The world is strewn with booby traps, thin ice over a toxic lake waiting to dissolve your bones. It is the work of many years to learn to navigate these dangers, unless we have an excellent teacher, like Murray was to his daughters in the realm of driving on ice. Murray, clearly, did other things to make things much more difficult for his daughters. But in that respect, teaching them to come out of a skid on an icy road, “hail Murray!” I say, and thank God for his excellent, life-saving instruction.

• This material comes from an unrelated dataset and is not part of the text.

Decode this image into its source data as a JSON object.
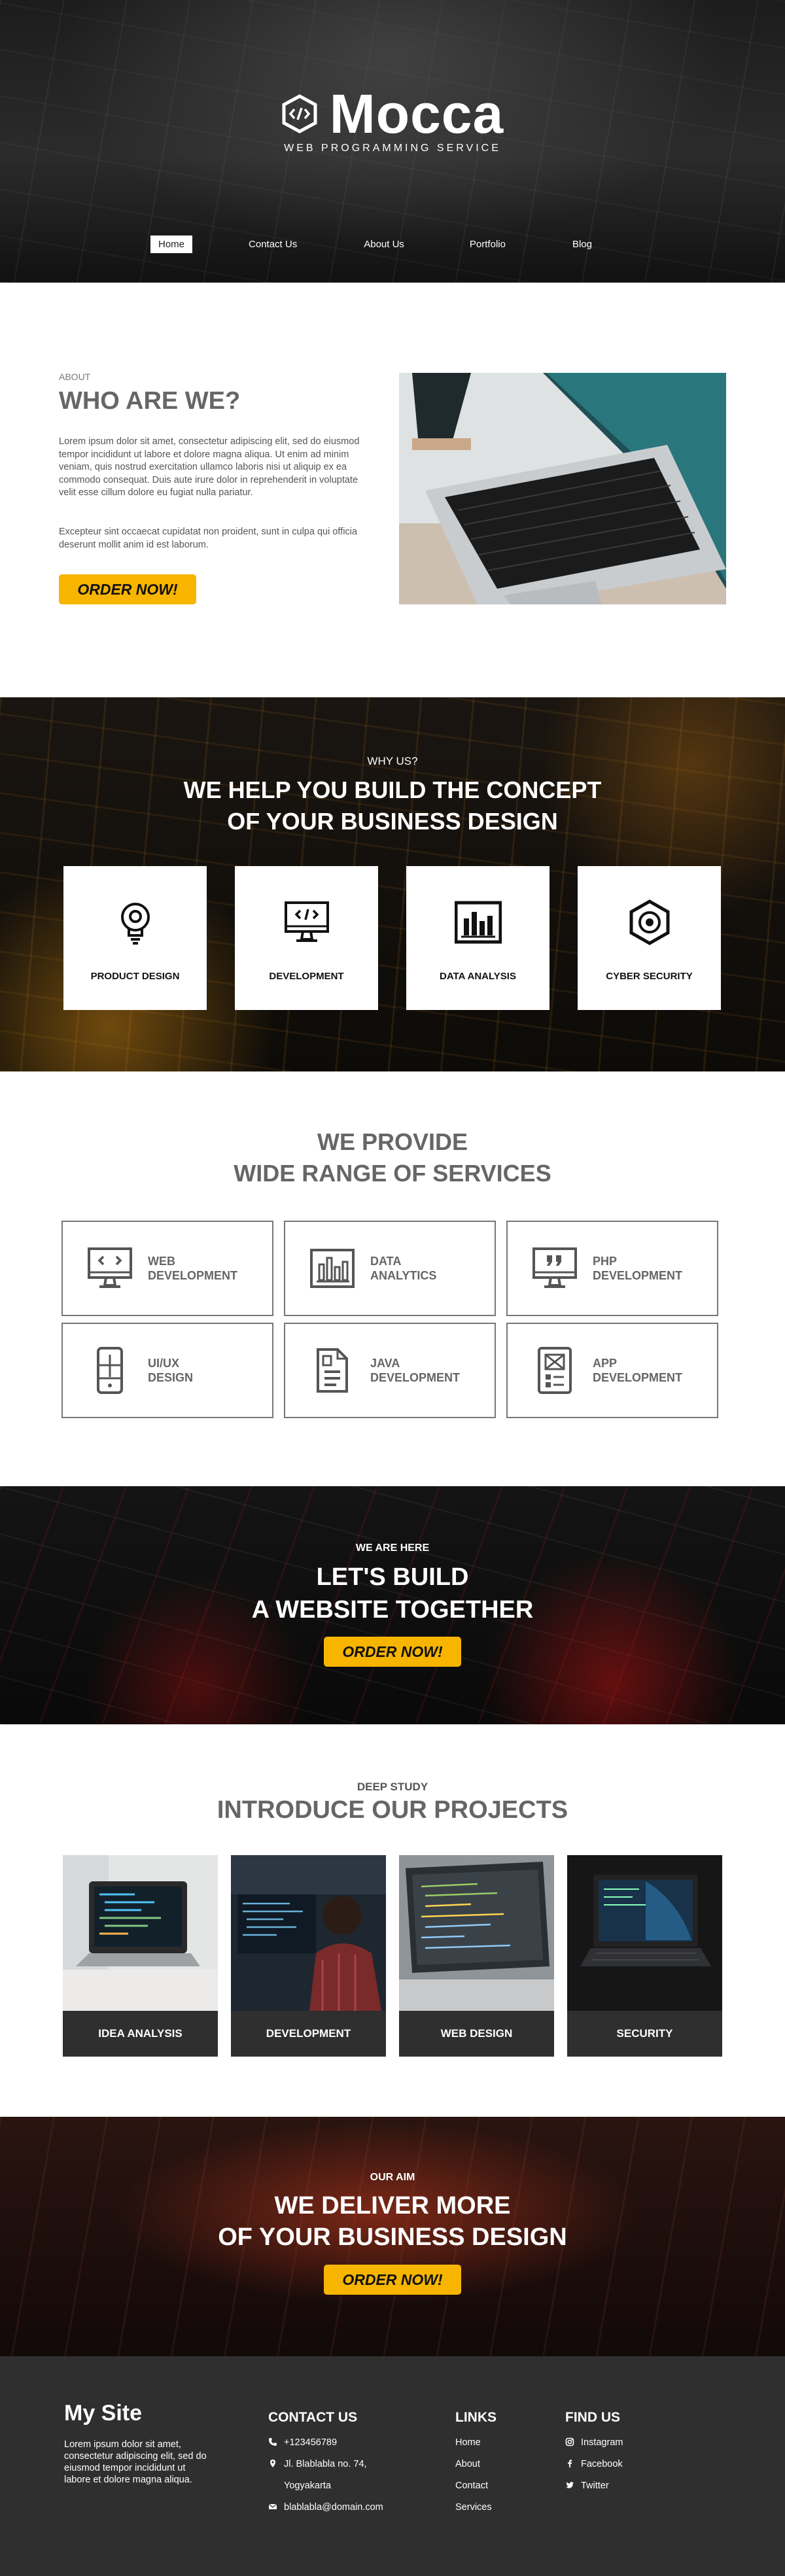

Murray, of course, also instilled that reflex to anger, which flashed in his daughter’s eyes at the betrayal of someone who would cavalierly reveal such embarrassingly personal details to everyone. “You can’t keep a secret!” the eyes screamed, as righteous as a priest betrayed by a seductive young parishioner.
My commitment to mildness dictates that I do not blast back, tell this overworked, striving person on multiple treadmills that she’s ridiculous to express anger at something anyone would have done, chide her for her many promises unkept, important emails unread, her half dozen soft and harder betrayals.
“You should have told her,” insisted Sekhnet, thinking about a specific, inexcusable promise unkept, even after I pointed out that she was literally in the hallway outside the apartment when this five second exchange took place. Avoiding toxic exchanges is as important as learning which frozen lakes not to venture out on to. Learning, learning all the time, the best we can do in this world of a million designer poisons. It is far better than giving in to righteous rage and setting traps for those who have done us wrong.